Der Libyen-Forscher Jalel Harchaoui (Royal United Services Institute, Großbritannien) kommentierte, dass Moskaus Engagement in Libyen weiterhin über Wagner oder eine ähnliche Organisation laufen müsse, da Russland in Libyen keine offizielle militärische Rolle spiele und nicht direkt eingreifen könne, ohne das Waffenembargo der UNO zu verletzen.
In der Zentralafrikanischen Republik beklagte der politische Berater von Präsident Faustin-Archange Touadera, Fidele Gouandjika, dass Prigozhins Tod „eine große Trauer“ darstelle, da Prigozhins Leute „während des Bürgerkriegs eine Rolle bei der Unterstützung der Regierung gespielt hätten“.
Andererseits erklärte Herr Gouandjika, dass Wagners Ankunft in der Zentralafrikanischen Republik durch ein Abkommen mit Russland bedingt sei und dass es daher „keine Auswirkungen auf die Präsenz dieser Truppen“ geben werde. Er sagte außerdem, dass Herr Prigoschin ein „toter Anführer“ sei, „den wir ersetzen können“.

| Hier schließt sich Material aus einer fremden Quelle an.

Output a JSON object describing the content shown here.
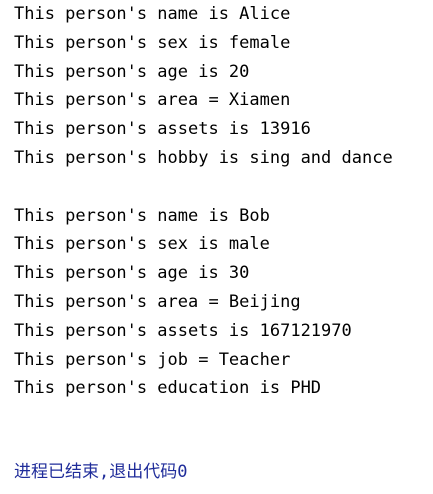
{
  "console": {
    "block1": [
      "This person's name is Alice",
      "This person's sex is female",
      "This person's age is 20",
      "This person's area = Xiamen",
      "This person's assets is 13916",
      "This person's hobby is sing and dance"
    ],
    "block2": [
      "This person's name is Bob",
      "This person's sex is male",
      "This person's age is 30",
      "This person's area = Beijing",
      "This person's assets is 167121970",
      "This person's job = Teacher",
      "This person's education is PHD"
    ],
    "exit_message": "进程已结束,退出代码0"
  },
  "colors": {
    "text": "#000000",
    "exit_text": "#1f2c9a",
    "background": "#ffffff"
  }
}
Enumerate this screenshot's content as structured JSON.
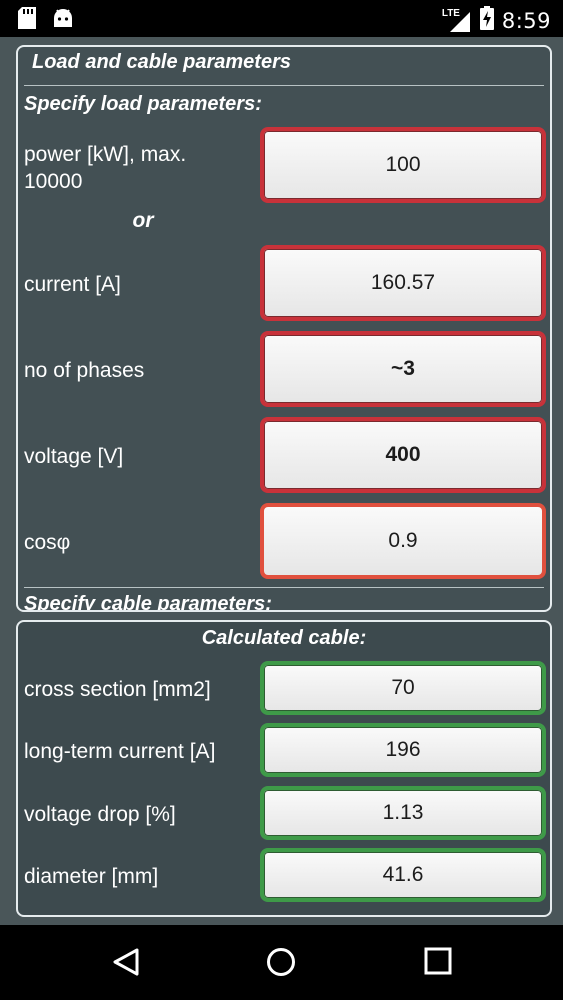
{
  "status_bar": {
    "network": "LTE",
    "time": "8:59",
    "icons": [
      "sd-card-icon",
      "android-icon",
      "signal-icon",
      "battery-charging-icon"
    ]
  },
  "load_panel": {
    "title": "Load and cable parameters",
    "load_heading": "Specify load parameters:",
    "or_label": "or",
    "rows": [
      {
        "label": "power [kW], max. 10000",
        "value": "100"
      },
      {
        "label": "current [A]",
        "value": "160.57"
      },
      {
        "label": "no of phases",
        "value": "~3"
      },
      {
        "label": "voltage [V]",
        "value": "400"
      },
      {
        "label": "cosφ",
        "value": "0.9"
      }
    ],
    "cable_heading": "Specify cable parameters:"
  },
  "result_panel": {
    "title": "Calculated cable:",
    "rows": [
      {
        "label": "cross section [mm2]",
        "value": "70"
      },
      {
        "label": "long-term current [A]",
        "value": "196"
      },
      {
        "label": "voltage drop [%]",
        "value": "1.13"
      },
      {
        "label": "diameter [mm]",
        "value": "41.6"
      }
    ]
  },
  "nav_bar": {
    "icons": [
      "back-icon",
      "home-icon",
      "recents-icon"
    ]
  }
}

Der burkinische Politikanalyst Ousmane Paré warnte unterdessen, dass Wagners Unsicherheit Risiken in Afrika geschaffen habe. „Wir können uns die operativen Schwierigkeiten vorstellen, mit denen Wagner derzeit konfrontiert sein könnte. Und es wird ganz klar Konsequenzen für die afrikanischen Länder geben, in denen Wagner involviert ist“, kommentierte Paré.
Das Schicksal von Wagners Wirtschaftsvermögen
Das Schicksal von Wagners rein wirtschaftlichem Vermögen dürfte schwieriger zu bestimmen sein. Laut Reuters gibt es noch keine Informationen über das Schicksal von Evro Polis, einem Unternehmen, das vermutlich Wagner gehört und über Ölvorkommen in Syrien verfügt.
Es gibt auch nur wenige Informationen darüber, wie viel Geld Wagner mit Bergbau- und Forstbetrieben in der Zentralafrikanischen Republik und anderen afrikanischen Ländern verdient. Es dürfte jedoch schwierig sein, diese Vermögenswerte unter direkte russische Kontrolle oder in die Hände eines anderen Auftragnehmers zu bringen.
„Man kann nicht einfach ein Unternehmen kaufen, alle Mitarbeiter entlassen und erwarten, dass alles so weitergeht wie bisher. Vielleicht ändert sich die Aufteilung des Kuchens, aber der Kuchen bleibt bestehen“, zitierte Reuters den US-Forscher John Lechner.